Rip It Up And Start Again
Adrian J Cotterill, Editor-in-Chief
Tesco tried to keep a lid on it but when we broke the news late on Friday that Tesco Screens (aka Tesco TV) would be no more (a digital network) there was genuine shock in the industry. It was breaking news to almost all the other networks, a couple of media buyers and most of the software industry.
Hughes were given the order to get out this week and by mid-March the first stores will start to be de-rigged – everything is coming out!
Whilst there was some support for the network at board level we think the network never stood a chance when Dunnhumby’s super computers (and super people) started doing the number crunching. We wiill undoubtedly be returning to the ROI and sales uplift story over the next few days.

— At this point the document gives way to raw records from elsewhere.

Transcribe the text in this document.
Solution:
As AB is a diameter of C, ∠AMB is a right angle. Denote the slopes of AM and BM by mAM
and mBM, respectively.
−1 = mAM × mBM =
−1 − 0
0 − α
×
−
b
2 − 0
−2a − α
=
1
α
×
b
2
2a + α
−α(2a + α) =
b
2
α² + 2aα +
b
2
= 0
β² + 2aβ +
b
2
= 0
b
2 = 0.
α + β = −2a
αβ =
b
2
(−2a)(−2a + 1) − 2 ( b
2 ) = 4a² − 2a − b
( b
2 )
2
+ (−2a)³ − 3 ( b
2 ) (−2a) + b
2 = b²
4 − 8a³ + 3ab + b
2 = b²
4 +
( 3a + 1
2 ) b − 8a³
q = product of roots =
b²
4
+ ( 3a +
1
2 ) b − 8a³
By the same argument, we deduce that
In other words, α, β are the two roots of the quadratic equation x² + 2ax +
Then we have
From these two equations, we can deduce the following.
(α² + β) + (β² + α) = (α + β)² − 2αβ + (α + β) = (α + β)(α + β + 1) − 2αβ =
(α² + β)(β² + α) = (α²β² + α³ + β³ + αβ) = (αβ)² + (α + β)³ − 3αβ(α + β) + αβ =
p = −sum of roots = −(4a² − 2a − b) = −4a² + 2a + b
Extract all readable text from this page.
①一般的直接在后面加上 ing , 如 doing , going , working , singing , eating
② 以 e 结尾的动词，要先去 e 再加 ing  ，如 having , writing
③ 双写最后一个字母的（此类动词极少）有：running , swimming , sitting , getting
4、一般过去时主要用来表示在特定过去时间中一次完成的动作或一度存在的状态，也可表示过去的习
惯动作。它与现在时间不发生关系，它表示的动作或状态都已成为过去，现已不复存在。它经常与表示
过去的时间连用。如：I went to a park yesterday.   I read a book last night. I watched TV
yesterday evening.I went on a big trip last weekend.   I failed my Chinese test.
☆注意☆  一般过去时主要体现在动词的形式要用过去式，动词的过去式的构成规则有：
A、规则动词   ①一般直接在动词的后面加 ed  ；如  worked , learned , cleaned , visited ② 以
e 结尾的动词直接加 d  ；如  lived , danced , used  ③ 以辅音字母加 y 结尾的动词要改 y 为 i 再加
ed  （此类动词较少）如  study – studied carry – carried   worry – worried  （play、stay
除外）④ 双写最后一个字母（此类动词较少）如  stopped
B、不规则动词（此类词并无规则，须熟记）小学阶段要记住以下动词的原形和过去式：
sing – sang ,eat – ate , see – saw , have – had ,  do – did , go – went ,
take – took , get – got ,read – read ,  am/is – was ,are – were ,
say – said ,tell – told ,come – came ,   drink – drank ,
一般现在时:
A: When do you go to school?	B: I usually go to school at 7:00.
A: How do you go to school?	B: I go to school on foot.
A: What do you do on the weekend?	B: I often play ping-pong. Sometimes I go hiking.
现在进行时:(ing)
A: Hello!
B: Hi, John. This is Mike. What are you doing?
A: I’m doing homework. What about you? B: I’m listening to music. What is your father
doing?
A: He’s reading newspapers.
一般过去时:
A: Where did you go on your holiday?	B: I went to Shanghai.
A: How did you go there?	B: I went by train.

Interestingly, especially considering that there are a number of ‘Green’ studies on the go at the moment (and have yet to report out), Tescos’ energy saving push (a big project internally to save as much power and be as ecologically friendly as possible) may have had something to do with the decision or at least tipped the balance of any decision – we know for sure that the power consumption of all the screens was looked at in detail though we are not (yet) privy to the research and the figures.
Initially it seems Tesco were excited about effectively starting again AND a brand new deployment however cannot be completely ruled out. Sources close to the company tell us that Tesco may be looking to build a new network later in the year – although it is for certain that the network will not be aisle related and will not hang TV screens 8 feet up in the air!
In the meantime we wait for the mainstream press to pick up on this story, which they undoubtedly will (it is Tesco after all) and see what spin they put on it.
What with some of the shenanigans at Walmart (and PRN) the industry needs to get its story straight, put a brave face on all of this and get its message out there (something we are helping a few others do at this very moment in time – it’s going to be a busy weekend).
March 1st, 2009 at 15:18 @679
this is yet another example of retailers talking to the wrong people about digital strategy…when will they wake up and realise that in order to develop a digital strategy you have to talk to a digital media contractor….
March 2nd, 2009 at 20:41 @903
Large kiosk touchscreens in key locations which provide useful information is the way to go, I think it is called providing a real customer service.
So for example in the wine department a large format touch kiosk (large because it would attract attention) which could help you choose the best bottle of wine to go with the meal you are cooking that night. Or a hot button on screen which simply lists best deals of the day.
You could have a large kiosk wayfinder to direct you straight to the item you want great if you are in a hurry, although I expect the large supermarkets want you to wander so you impulse buy as you go around the store
Interactivity opens up the ability to accurately measure what customers are looking for.
Simplicity of user interface is the key make the menu structure too complex you will soon lose the interest of the customer.
In these days of the iphone, people now expect all displays to be touch.
I suppose we at visualplanet are slightly biased as we make large format through glass touch screen foils that can be used in all types of large rugged public facing displays, but this is now the age of touch and consumer choice.
March 19th, 2009 at 20:18 @887
I agree with Mike in several areas. The challenge also lies in the ability of the engineers and planners to implement these solutions. Many failures in this industry are wrought with bad planning and simple inexperience when it comes to interface design and how people learn.
While Mike’s idea to point someone to an object in the store sounds great, it would be nearly impossible to keep up with the ever changing landscape in a grocery store. Wayfinding is also a GIS science that few in the DS marketplace understand.
It’s my job to design these solutions with all these factors involved including 3D art and animation for content. As long as chains continue to think they can just hang panels and voila! they have a DS network, we will continue to see failures. The value we bring to the situation is a solid understanding of all aspects of the planning, installation, ROI, content creation and management.